In [1]:
import numpy as np
from sklearn import preprocessing

In [2]:
raw_data = np.loadtxt("FIFA19_preprocessed.csv", delimiter =",", skiprows=1)

unscaled_inputs = raw_data[:, 1:-1]
targets = raw_data[:, -1]

# Note: Since we are treating this as a regression problem, we will not be balancing the dataset in this case.

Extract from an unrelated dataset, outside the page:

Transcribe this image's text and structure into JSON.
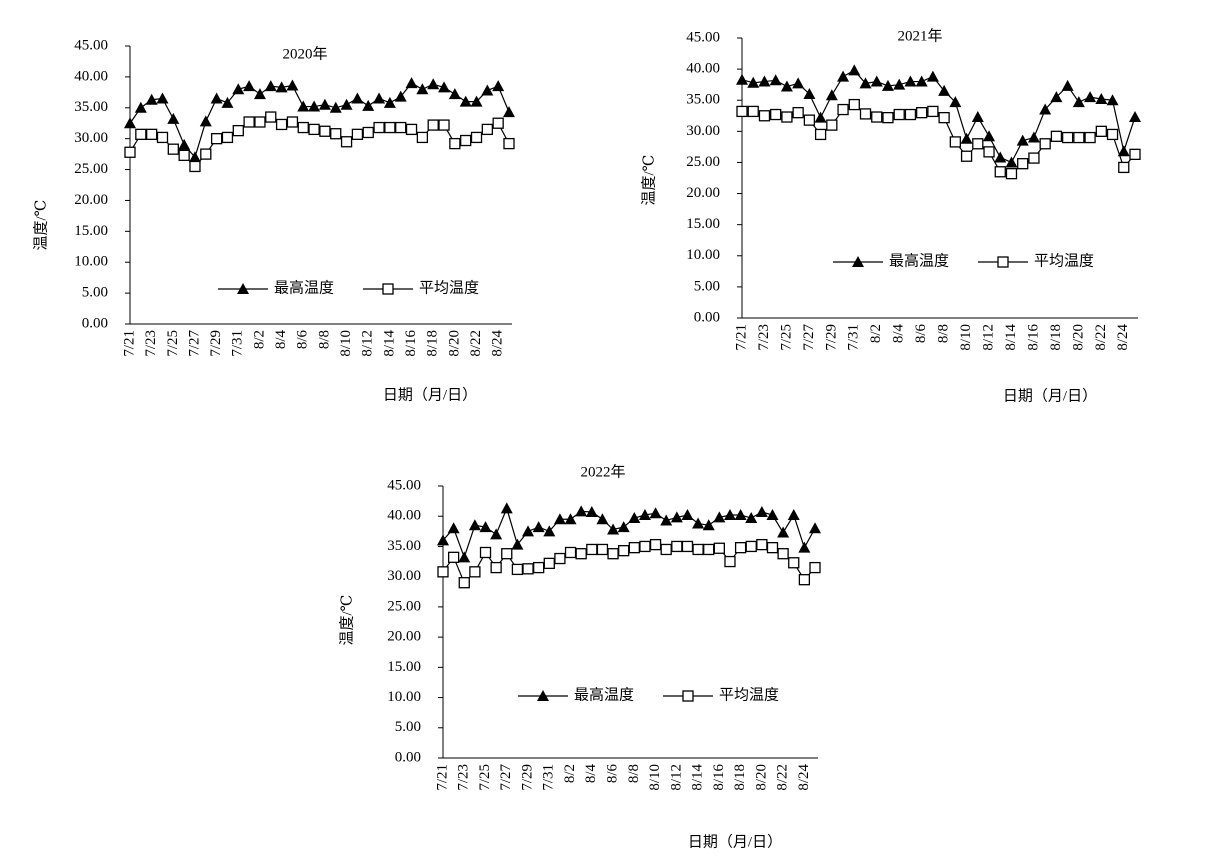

## Standardizing the inputs

In [3]:
scaler = preprocessing.StandardScaler()
scaled_inputs = scaler.fit_transform(unscaled_inputs)

## Shuffling the data

In [4]:
shuffled_indices = np.arange(scaled_inputs.shape[0])
np.random.shuffle(shuffled_indices)

shuffled_scaled_inputs = scaled_inputs[shuffled_indices]
shuffled_targets = targets[shuffled_indices]

In [5]:
print (shuffled_targets.shape)
print (shuffled_scaled_inputs.shape)

(18140,)
(18140, 328)


## Splitting dataset into Train, Validation & Test

Shall be splitting dataset into 80% Train, 10% Validation & 10% Test

In [6]:
shuffled_targets.shape

(18140,)

In [7]:
count = shuffled_scaled_inputs.shape[0]

train_sample_count = int(0.8 * count)
validation_sample_count = int(0.1 * count)
test_sample_count = count - train_sample_count - validation_sample_count

train_inputs = shuffled_scaled_inputs[:train_sample_count, :]
train_targets = shuffled_targets[:train_sample_count]

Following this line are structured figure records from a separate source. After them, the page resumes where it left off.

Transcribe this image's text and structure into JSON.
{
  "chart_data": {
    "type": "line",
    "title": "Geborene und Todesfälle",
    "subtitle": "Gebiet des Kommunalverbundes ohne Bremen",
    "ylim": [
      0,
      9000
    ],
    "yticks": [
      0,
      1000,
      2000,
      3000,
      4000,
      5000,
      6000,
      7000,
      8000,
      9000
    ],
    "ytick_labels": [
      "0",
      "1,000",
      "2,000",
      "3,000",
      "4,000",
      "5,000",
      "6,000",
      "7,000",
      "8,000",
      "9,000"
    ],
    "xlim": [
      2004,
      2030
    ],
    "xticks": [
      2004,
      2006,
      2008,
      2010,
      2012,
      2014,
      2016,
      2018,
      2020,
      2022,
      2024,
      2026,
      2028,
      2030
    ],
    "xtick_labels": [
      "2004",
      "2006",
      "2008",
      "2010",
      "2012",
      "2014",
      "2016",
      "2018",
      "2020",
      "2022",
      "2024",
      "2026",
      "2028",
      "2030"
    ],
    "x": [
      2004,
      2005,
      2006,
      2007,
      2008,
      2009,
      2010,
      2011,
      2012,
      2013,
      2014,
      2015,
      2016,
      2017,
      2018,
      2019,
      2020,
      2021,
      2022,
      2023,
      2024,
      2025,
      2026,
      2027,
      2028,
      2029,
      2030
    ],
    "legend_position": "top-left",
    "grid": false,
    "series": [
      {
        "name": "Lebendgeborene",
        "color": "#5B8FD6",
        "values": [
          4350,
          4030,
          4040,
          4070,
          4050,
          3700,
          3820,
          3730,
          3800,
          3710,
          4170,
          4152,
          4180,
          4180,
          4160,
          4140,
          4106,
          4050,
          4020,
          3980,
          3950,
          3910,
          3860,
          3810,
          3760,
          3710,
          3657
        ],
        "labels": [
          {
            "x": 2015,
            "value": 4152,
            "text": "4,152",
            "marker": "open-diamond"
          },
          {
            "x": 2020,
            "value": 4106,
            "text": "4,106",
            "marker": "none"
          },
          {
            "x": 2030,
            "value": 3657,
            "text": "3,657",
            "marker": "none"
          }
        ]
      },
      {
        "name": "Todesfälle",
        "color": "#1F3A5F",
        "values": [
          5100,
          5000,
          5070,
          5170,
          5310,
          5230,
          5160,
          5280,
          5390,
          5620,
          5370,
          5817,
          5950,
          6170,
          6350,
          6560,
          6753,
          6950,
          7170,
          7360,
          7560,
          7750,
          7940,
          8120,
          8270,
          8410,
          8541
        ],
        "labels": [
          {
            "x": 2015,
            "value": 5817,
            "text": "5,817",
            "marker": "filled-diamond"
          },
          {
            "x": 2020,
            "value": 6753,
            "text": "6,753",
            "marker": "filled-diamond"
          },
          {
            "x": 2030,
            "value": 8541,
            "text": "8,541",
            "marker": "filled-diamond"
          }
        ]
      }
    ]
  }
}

validation_inputs = shuffled_scaled_inputs[train_sample_count:validation_sample_count + train_sample_count, :]
validation_targets = shuffled_targets[train_sample_count:validation_sample_count + train_sample_count]

test_inputs = shuffled_scaled_inputs[validation_sample_count + train_sample_count:test_sample_count + validation_sample_count + train_sample_count, :]
test_targets = shuffled_targets[validation_sample_count + train_sample_count:test_sample_count + validation_sample_count + train_sample_count]

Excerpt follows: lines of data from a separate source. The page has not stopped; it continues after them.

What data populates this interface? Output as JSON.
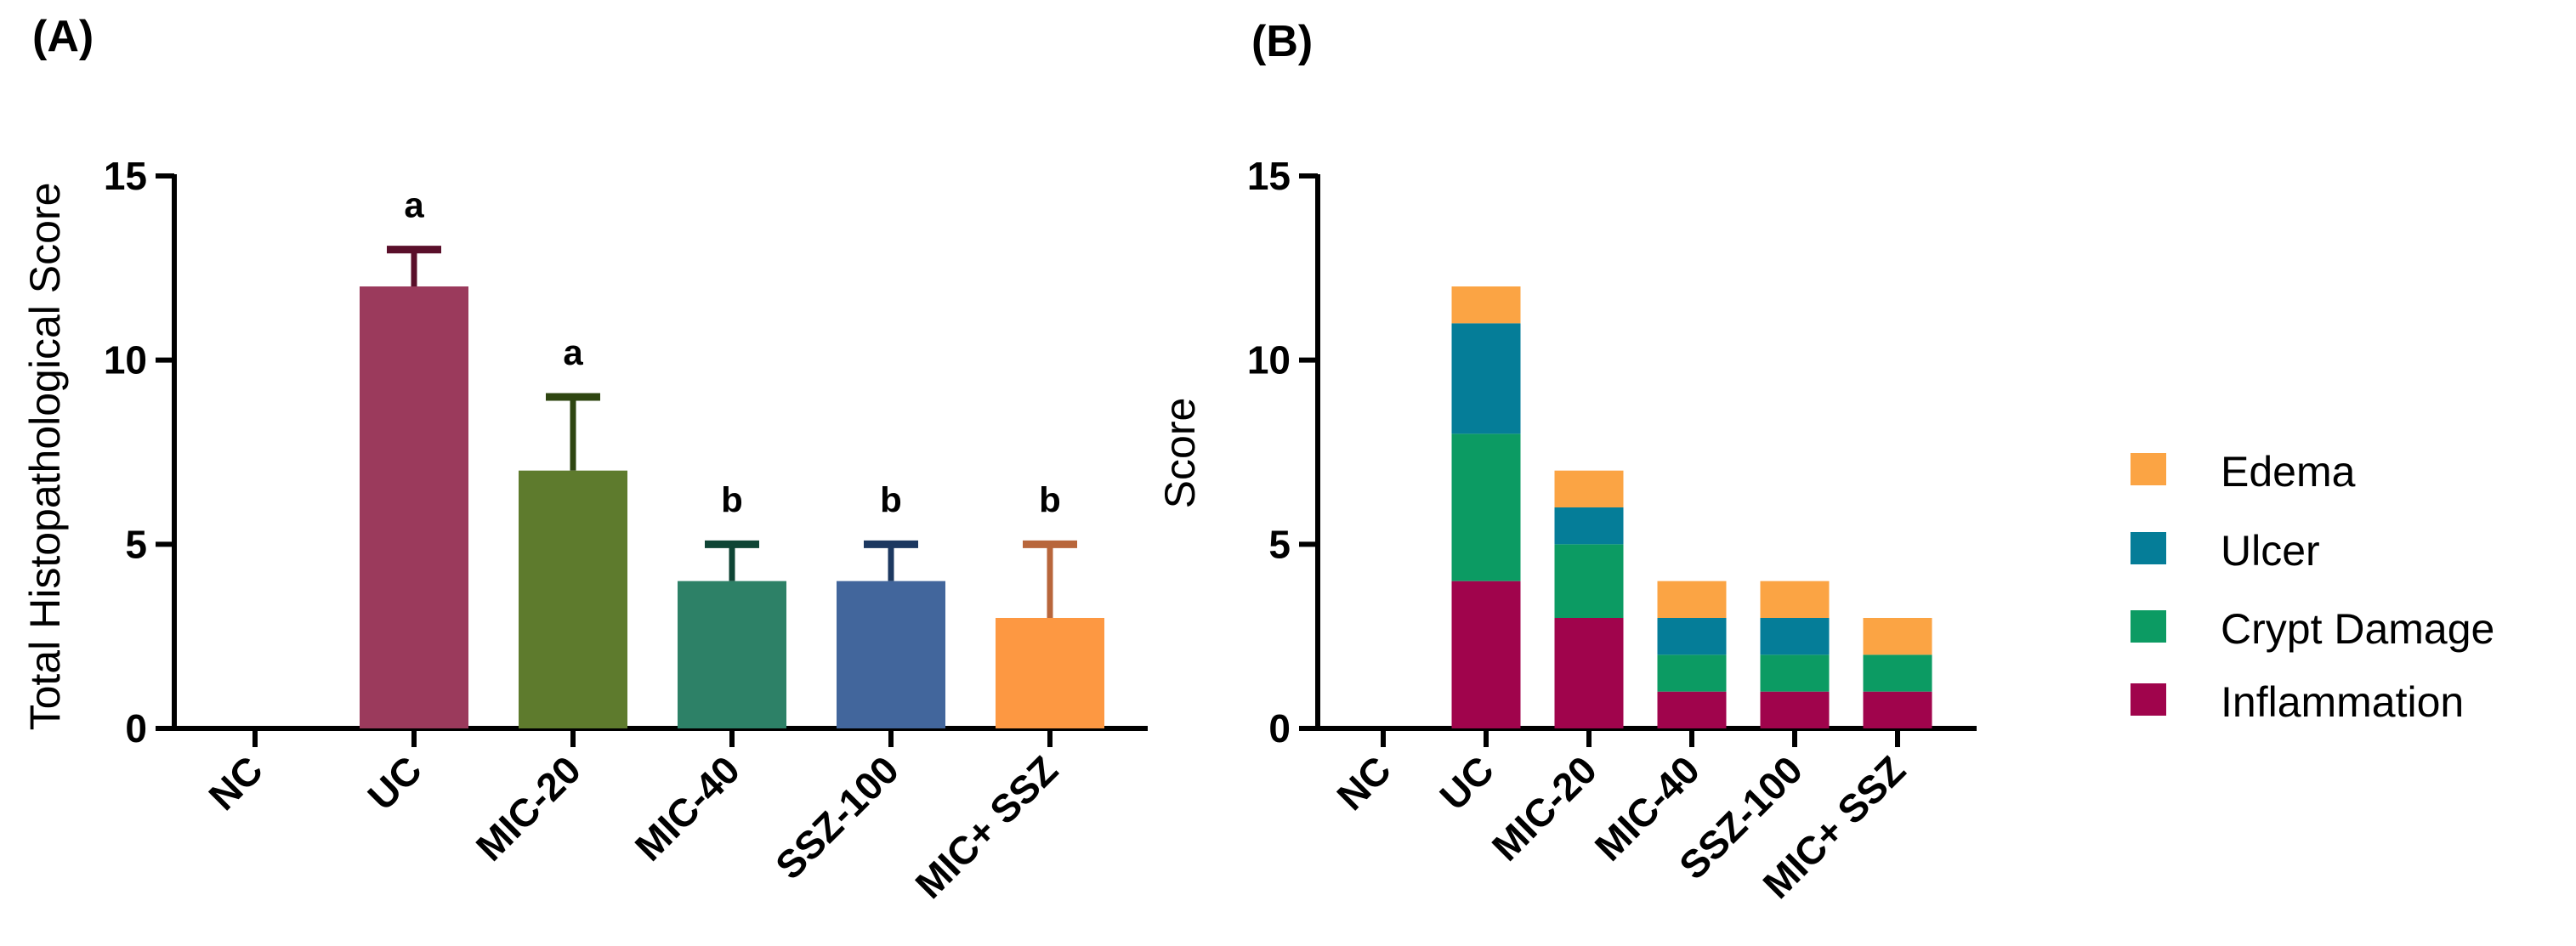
{
  "chart_data": [
    {
      "panel": "(A)",
      "type": "bar",
      "ylabel": "Total Histopathological Score",
      "xlabel": "",
      "ylim": [
        0,
        15
      ],
      "yticks": [
        0,
        5,
        10,
        15
      ],
      "categories": [
        "NC",
        "UC",
        "MIC-20",
        "MIC-40",
        "SSZ-100",
        "MIC+ SSZ"
      ],
      "values": [
        0,
        12,
        7,
        4,
        4,
        3
      ],
      "errors": [
        0,
        1,
        2,
        1,
        1,
        2
      ],
      "significance": [
        "",
        "a",
        "a",
        "b",
        "b",
        "b"
      ],
      "colors": [
        "#ffffff",
        "#9b3a5c",
        "#5e7b2d",
        "#2d8167",
        "#42669c",
        "#fd9842"
      ],
      "error_colors": [
        "#000000",
        "#5a0f2a",
        "#2e4511",
        "#0f4535",
        "#1c3860",
        "#b8663b"
      ]
    },
    {
      "panel": "(B)",
      "type": "bar",
      "stacked": true,
      "ylabel": "Score",
      "xlabel": "",
      "ylim": [
        0,
        15
      ],
      "yticks": [
        0,
        5,
        10,
        15
      ],
      "categories": [
        "NC",
        "UC",
        "MIC-20",
        "MIC-40",
        "SSZ-100",
        "MIC+ SSZ"
      ],
      "series": [
        {
          "name": "Inflammation",
          "color": "#a0044c",
          "values": [
            0,
            4,
            3,
            1,
            1,
            1
          ]
        },
        {
          "name": "Crypt Damage",
          "color": "#0c9b63",
          "values": [
            0,
            4,
            2,
            1,
            1,
            1
          ]
        },
        {
          "name": "Ulcer",
          "color": "#057d98",
          "values": [
            0,
            3,
            1,
            1,
            1,
            0
          ]
        },
        {
          "name": "Edema",
          "color": "#fba444",
          "values": [
            0,
            1,
            1,
            1,
            1,
            1
          ]
        }
      ],
      "legend_order": [
        "Edema",
        "Ulcer",
        "Crypt Damage",
        "Inflammation"
      ],
      "legend_position": "right"
    }
  ]
}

print (train_targets.shape[0])
print (validation_targets.shape[0])
print (test_targets.shape[0])

print ((test_targets.shape[0] + validation_targets.shape[0] + train_targets.shape[0])/count)

14512
1814
1814
1.0


##### So we have:

1. Training set: 14512 input/targets

2. Validation set: 1814 input/targets

3. Testing set: 1814 input/targets

## Saving the 3 datasets in *.npz

In [8]:
np.savez("FIFA19_data_train", inputs=train_inputs, targets=train_targets)
np.savez("FIFA19_data_validation", inputs=validation_inputs, targets=validation_targets)
np.savez("FIFA19_data_test", inputs=test_inputs, targets=test_targets)